During the second half of the menstrual cycle (day 14 - day 28) LH causes the
Graafian follicle to develop into a corpus luteum and stimulates the corpus
luteum to secrete progesterone. Increasing progesterone levels promote
thickening of the endometrium and inhibit the secretion of FSH and LH by the
pituitary gland. Decreasing levels of LH cause the corpus luteum to degenerate,
causing levels of progesterone to decrease. By around day 28 the endometrium
can no longer be maintained; it breaks down and is passed out of the body
during menstruation.
As the levels of progesterone decrease, its inhibitory effect on the production of
FSH by the pituitary gland is reduced. The pituitary gland thus begins to increase
secretions of FSH and the cycle begins again.
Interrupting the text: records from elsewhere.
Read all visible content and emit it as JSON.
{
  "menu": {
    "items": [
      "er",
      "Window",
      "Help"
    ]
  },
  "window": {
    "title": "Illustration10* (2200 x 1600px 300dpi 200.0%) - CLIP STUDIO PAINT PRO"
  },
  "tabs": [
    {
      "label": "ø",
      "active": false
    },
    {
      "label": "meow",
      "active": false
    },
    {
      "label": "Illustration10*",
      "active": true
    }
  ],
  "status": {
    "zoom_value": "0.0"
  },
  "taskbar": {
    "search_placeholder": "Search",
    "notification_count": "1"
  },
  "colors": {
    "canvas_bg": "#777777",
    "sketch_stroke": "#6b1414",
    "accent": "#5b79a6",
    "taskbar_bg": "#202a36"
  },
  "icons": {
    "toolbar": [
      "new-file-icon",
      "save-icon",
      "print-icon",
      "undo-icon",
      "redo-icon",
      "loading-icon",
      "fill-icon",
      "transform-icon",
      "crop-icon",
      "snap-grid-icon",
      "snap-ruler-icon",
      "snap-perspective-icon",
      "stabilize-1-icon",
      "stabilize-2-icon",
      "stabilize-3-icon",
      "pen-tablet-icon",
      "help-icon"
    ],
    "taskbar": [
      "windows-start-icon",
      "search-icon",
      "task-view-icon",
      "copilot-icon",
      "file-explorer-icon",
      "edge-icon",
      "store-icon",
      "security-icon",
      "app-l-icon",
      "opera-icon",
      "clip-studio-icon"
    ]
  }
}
Other changes which occur during the menstrual cycle are;
a) an increase in body temperature and changes to the cervix. Body
temperature can increase by about 0.5°C at ovulation.
b) At ovulation the mucus secreted by the cervix becomes thin and watery as
a result of high levels of oestrogen. This watery mucus allows sperm to
pass through easily, thus increasing the chances of fertilisation.
In females the fluctuating levels of hormones causes cyclic fertility. A woman is
only fertile during the few days before and after ovulation.
Intervention in fertility
Some causes of infertility are: failure to ovulate; blockage of uterine tubes; failure
of implantation and low sperm counts.
Treatments for infertility include fertility drugs, in vitro fertilisation and artificial
insemination. In vitro fertilisation occurs when ova are removed from the
woman's ovaries and mixed with sperm in a laboratory. Once fertilisation has
occurred, some of the developing embryos are placed inside the uterus. Artificial
insemination involves injecting the male's sperm into the vagina using a syringe.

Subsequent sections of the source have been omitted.